A hernia is a protrusion of abdominal contents through a weakness in the abdominal wall.


The symptoms of a hernia depend on the size of the hernia and where it is. Typical symptoms include:

  • a bulge or lump in the groin or abdomen

  • pain, burning, aching, heaviness or discomfort, especially when coughing, straining or lifting

  • a pulling sensation around the lump or bulge


If you have a hernia which is growing larger or causing pain, your surgeon may decide it’s best to operate. They may repair your hernia by sewing the hole in the abdominal wall closed during surgery. This is commonly done by patching the hole with surgical mesh.


Common hernias by site


Laparoscopic hernia repair

Hernias can be repaired with either open or laparoscopic (keyhole) surgery. Laparoscopic surgery uses a tiny camera and miniaturized surgical equipment to repair the hernia using only a few small incisions. It’s also less damaging to the surrounding tissue.

During open surgery, the surgeon makes an incision close to the site of the hernia, and then pushes the bulging tissue back into the abdomen. They then sew the area shut, sometimes reinforcing it with surgical mesh. Finally, they close the incision.


Not all hernias are suitable for laparoscopic surgery. If your hernia requires an open surgical repair, your surgeon will work with you to determine which type of surgery is best for your condition.

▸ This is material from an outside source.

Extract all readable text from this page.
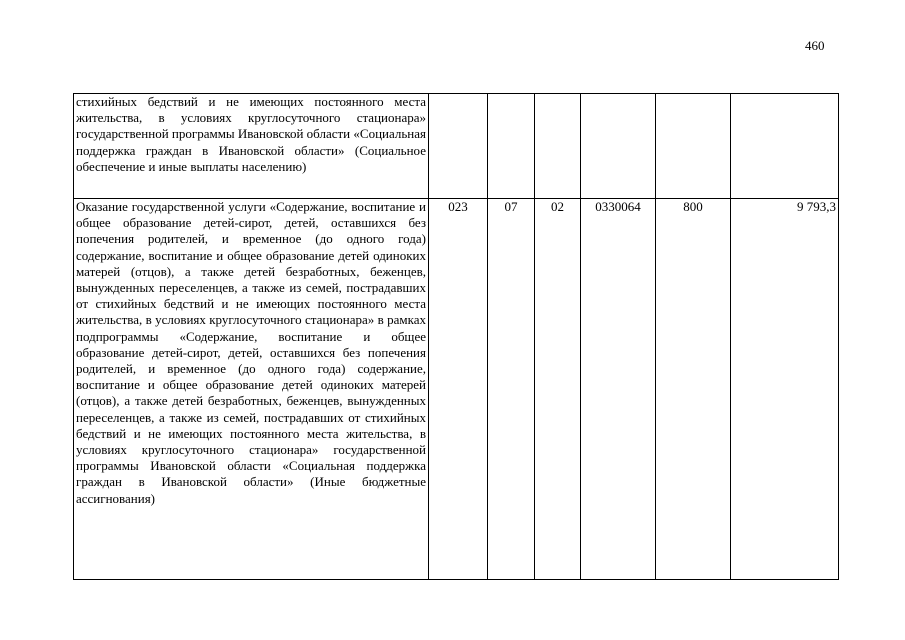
460
стихийных бедствий и не имеющих постоянного места жительства, в условиях круглосуточного стационара» государственной программы Ивановской области «Социальная поддержка граждан в Ивановской области» (Социальное обеспечение и иные выплаты населению)						
Оказание государственной услуги «Содержание, воспитание и общее образование детей-сирот, детей, оставшихся без попечения родителей, и временное (до одного года) содержание, воспитание и общее образование детей одиноких матерей (отцов), а также детей безработных, беженцев, вынужденных переселенцев, а также из семей, пострадавших от стихийных бедствий и не имеющих постоянного места жительства, в условиях круглосуточного стационара» в рамках подпрограммы «Содержание, воспитание и общее образование детей-сирот, детей, оставшихся без попечения родителей, и временное (до одного года) содержание, воспитание и общее образование детей одиноких матерей (отцов), а также детей безработных, беженцев, вынужденных переселенцев, а также из семей, пострадавших от стихийных бедствий и не имеющих постоянного места жительства, в условиях круглосуточного стационара» государственной программы Ивановской области «Социальная поддержка граждан в Ивановской области» (Иные бюджетные ассигнования)	023	07	02	0330064	800	9 793,3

After your surgery, you may experience pain around the surgical site. Your surgeon will prescribe medication to help ease this discomfort while you recover.


Be sure to carefully follow your surgeon’s instructions involving wound care. Contact them promptly if you notice any signs of infection such as fever, redness or drainage at the site, or pain that suddenly worsens.


Following your hernia repair, you may be unable to move around normally for several weeks. You’ll need to avoid any strenuous activity. Additionally, you should avoid lifting objects heavier than 2 kgs during this period. This is approximately the weight of a bottle of milk.


Open surgery often requires a longer recovery process than laparoscopic surgery. Your surgeon will let you know when you can return to your normal routine.